Le jeu des chaises musicales a repris au gouvernement, après la démission de François de Rugy du poste de ministre de la Transition écologique. Pour le remplacer, point de nouveau visage mais plutôt du recyclage, serait-on tenter de dire trivialement, puisque c'est Elisabeth Borne, actuelle ministre des Transports, qui va cumuler les deux portefeuilles. Un choix en interne donc, mais pas si anodin ni saugrenu puisque jusque-là, l'ancienne patronne de la RATP était placée sous l'autorité de l'hôtel de Roquelaure, dont les murs abrite d'ailleurs le ministère des Transports. Consciente que sa mission s'élargit considérablement, Elisabeth Borne s'est dit "déterminée à poursuivre ce combat essentiel qu'est la transition écologique et solidaire".

Ce combat, pour reprendre les mots de la double-ministre, ne lui est pas vraiment inconnu. En 2014, cette femme de 58 ans fut nommée directrice de cabinet de Ségolène Royal, alors ministre de l'Ecologie. Un choix venu couronner une bonne relation entretenue entre les deux femmes lorsque Elisabeth Borne, fut, le temps d'une année, préfète de la région Poitou-Charentes. Une région à l'époque présidée... par la candidate à la présidentielle de 2007.
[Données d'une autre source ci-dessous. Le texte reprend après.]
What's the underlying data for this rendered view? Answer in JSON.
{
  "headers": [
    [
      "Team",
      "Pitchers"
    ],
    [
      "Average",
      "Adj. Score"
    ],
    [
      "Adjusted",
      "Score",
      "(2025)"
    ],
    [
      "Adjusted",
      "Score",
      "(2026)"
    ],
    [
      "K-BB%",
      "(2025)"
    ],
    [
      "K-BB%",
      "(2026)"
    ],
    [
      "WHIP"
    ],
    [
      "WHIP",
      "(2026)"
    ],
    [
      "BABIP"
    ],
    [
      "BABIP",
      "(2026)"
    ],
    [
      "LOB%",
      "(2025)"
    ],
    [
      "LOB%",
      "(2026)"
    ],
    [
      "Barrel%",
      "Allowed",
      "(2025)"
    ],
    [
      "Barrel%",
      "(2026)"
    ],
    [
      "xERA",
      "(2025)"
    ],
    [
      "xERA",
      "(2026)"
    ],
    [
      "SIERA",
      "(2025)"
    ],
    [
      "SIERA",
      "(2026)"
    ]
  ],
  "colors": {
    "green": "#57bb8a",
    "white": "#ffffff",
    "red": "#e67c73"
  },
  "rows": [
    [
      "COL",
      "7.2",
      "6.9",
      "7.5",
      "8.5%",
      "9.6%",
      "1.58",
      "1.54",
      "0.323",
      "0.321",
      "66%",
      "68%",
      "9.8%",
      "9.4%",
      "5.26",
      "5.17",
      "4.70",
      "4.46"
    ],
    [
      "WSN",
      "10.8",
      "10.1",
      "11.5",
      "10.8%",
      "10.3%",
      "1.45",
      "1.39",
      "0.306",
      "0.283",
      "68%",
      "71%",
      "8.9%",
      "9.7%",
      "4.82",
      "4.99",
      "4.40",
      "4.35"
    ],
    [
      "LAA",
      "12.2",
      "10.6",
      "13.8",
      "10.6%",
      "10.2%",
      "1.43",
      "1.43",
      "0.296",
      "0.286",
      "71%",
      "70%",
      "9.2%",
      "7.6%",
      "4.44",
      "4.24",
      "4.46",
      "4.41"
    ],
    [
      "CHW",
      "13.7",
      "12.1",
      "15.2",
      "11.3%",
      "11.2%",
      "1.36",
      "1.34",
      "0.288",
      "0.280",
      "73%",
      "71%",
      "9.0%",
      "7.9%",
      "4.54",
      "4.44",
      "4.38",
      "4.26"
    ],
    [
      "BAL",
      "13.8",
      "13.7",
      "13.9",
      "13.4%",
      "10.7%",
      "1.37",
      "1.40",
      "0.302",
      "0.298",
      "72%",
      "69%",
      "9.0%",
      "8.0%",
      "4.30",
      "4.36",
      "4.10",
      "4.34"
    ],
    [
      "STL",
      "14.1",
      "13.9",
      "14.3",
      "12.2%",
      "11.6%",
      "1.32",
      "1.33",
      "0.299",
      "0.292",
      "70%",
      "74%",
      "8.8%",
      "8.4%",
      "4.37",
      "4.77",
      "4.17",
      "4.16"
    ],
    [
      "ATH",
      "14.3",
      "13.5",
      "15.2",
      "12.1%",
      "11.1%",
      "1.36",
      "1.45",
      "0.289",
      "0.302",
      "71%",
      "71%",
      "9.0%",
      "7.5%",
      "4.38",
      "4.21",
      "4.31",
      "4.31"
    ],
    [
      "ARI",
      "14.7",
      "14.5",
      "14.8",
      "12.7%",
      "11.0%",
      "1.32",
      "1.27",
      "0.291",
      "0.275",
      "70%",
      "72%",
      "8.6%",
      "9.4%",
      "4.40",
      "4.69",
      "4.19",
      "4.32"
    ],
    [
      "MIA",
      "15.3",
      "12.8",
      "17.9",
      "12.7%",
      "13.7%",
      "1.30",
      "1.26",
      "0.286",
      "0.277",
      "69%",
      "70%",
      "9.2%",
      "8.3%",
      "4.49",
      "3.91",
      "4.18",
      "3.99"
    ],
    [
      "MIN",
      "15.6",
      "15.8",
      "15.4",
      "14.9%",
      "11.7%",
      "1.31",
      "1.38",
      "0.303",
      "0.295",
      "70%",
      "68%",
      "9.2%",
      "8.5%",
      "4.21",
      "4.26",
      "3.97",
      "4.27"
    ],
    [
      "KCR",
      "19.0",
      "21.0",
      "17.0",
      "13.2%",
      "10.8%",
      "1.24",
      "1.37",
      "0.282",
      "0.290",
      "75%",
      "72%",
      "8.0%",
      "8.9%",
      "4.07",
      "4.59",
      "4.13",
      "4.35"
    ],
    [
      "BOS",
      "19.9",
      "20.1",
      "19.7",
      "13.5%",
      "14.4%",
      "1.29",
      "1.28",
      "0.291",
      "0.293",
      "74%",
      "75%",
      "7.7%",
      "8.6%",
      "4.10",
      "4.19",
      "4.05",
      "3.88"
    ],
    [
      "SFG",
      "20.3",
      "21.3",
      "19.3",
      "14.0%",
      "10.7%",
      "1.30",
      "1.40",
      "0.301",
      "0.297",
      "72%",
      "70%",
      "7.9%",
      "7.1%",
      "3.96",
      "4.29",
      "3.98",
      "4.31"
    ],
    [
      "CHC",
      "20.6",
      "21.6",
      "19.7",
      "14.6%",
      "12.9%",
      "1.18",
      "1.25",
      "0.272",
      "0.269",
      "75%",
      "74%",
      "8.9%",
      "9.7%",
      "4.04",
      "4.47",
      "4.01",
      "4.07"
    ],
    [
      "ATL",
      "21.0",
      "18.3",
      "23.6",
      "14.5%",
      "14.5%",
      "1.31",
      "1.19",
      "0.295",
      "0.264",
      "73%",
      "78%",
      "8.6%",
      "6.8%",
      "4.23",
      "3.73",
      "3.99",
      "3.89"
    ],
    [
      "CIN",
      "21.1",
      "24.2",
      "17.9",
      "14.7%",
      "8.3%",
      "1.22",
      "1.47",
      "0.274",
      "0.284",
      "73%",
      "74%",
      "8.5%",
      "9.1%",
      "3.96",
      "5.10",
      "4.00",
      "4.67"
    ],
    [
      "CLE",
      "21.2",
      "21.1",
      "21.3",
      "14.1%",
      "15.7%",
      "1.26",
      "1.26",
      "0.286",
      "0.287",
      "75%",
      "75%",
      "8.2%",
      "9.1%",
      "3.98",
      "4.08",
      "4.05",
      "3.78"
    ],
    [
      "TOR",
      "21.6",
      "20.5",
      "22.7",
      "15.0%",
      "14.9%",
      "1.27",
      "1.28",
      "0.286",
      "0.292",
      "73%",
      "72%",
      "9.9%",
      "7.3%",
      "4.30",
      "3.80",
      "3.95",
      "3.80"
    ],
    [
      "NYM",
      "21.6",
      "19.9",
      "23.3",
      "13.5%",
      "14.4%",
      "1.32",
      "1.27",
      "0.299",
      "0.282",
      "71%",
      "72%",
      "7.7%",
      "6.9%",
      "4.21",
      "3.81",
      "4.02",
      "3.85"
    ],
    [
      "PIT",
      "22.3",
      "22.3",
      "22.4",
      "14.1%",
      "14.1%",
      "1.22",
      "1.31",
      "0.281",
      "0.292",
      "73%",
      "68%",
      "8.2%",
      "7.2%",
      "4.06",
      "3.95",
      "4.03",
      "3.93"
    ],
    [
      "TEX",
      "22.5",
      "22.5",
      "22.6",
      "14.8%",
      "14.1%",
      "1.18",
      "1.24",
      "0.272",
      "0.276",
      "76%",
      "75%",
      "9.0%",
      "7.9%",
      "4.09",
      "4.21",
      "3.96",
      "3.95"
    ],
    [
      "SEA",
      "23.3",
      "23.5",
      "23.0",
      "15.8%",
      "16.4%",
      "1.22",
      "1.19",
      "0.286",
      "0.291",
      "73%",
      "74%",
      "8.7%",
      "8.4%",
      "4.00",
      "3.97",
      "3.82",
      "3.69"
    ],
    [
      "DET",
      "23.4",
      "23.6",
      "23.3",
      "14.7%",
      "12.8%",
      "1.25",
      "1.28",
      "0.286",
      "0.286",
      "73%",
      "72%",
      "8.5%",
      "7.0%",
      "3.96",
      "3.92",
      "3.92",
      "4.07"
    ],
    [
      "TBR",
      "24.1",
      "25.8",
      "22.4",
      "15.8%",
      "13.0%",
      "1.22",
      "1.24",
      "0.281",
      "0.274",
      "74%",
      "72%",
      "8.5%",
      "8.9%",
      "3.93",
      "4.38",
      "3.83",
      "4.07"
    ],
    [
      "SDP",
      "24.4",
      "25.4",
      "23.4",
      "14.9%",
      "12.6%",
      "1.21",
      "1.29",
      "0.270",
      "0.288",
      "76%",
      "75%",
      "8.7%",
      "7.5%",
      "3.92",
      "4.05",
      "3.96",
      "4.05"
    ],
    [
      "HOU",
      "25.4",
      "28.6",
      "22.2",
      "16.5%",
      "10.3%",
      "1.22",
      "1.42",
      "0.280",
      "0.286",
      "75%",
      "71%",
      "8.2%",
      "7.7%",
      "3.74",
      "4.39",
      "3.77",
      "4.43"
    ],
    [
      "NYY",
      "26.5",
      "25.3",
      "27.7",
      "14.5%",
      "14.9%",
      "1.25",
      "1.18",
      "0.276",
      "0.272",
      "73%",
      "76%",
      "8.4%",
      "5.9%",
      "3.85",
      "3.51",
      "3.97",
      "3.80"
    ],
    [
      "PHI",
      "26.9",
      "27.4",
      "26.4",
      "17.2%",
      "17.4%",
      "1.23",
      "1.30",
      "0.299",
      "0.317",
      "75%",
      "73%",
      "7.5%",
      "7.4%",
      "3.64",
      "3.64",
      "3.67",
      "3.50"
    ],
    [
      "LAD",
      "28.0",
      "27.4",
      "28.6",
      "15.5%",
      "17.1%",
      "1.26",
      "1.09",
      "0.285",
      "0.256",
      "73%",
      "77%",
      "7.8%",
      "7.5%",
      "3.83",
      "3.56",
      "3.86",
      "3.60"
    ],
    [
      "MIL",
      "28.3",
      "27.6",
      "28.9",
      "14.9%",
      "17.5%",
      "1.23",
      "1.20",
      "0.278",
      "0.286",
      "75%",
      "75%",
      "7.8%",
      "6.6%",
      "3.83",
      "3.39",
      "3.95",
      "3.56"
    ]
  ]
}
Elisabeth Borne, une "faiseuse d'autoroutes et défaiseuse de rails"

La nouvelle ministre de la Transition écologique, qui n'a pas été nommée ministre d'Etat comme son prédécesseur, est donc bien marquée à gauche. Surtout lorsque l'on sait qu'elle fut conseillère de Lionel Jospin et de Jack Lang à l'Education au début des années 1990. Malgré tout, sa nomination ne fait pas l'unanimité, et ce même à gauche. Adrien Quatennens, député La France insoumise, s'est désolé de constater que selon lui, "l'inconséquence écologique résistera à la démission de François De Rugy", comparant Elisabeth Borne à une "faiseuse d'autoroutes et défaiseuse de rails".

Chez les écolos, on fait également grise mine. "Borne nommée ministre de l'écologie. Elle n'est pas ministre d'Etat. Une ministre des transports qui a accompagné le déclin des petites lignes et la réduction du fret ferroviaire", écrit Julien Bayou, le porte-parole d'EELV, quand le directeur-général de Greenpeace s'inquiète de l'absence de titre de ministre d'Etat pour la polytechnicienne, un "signal préoccupant" selon Jean-François Julliard.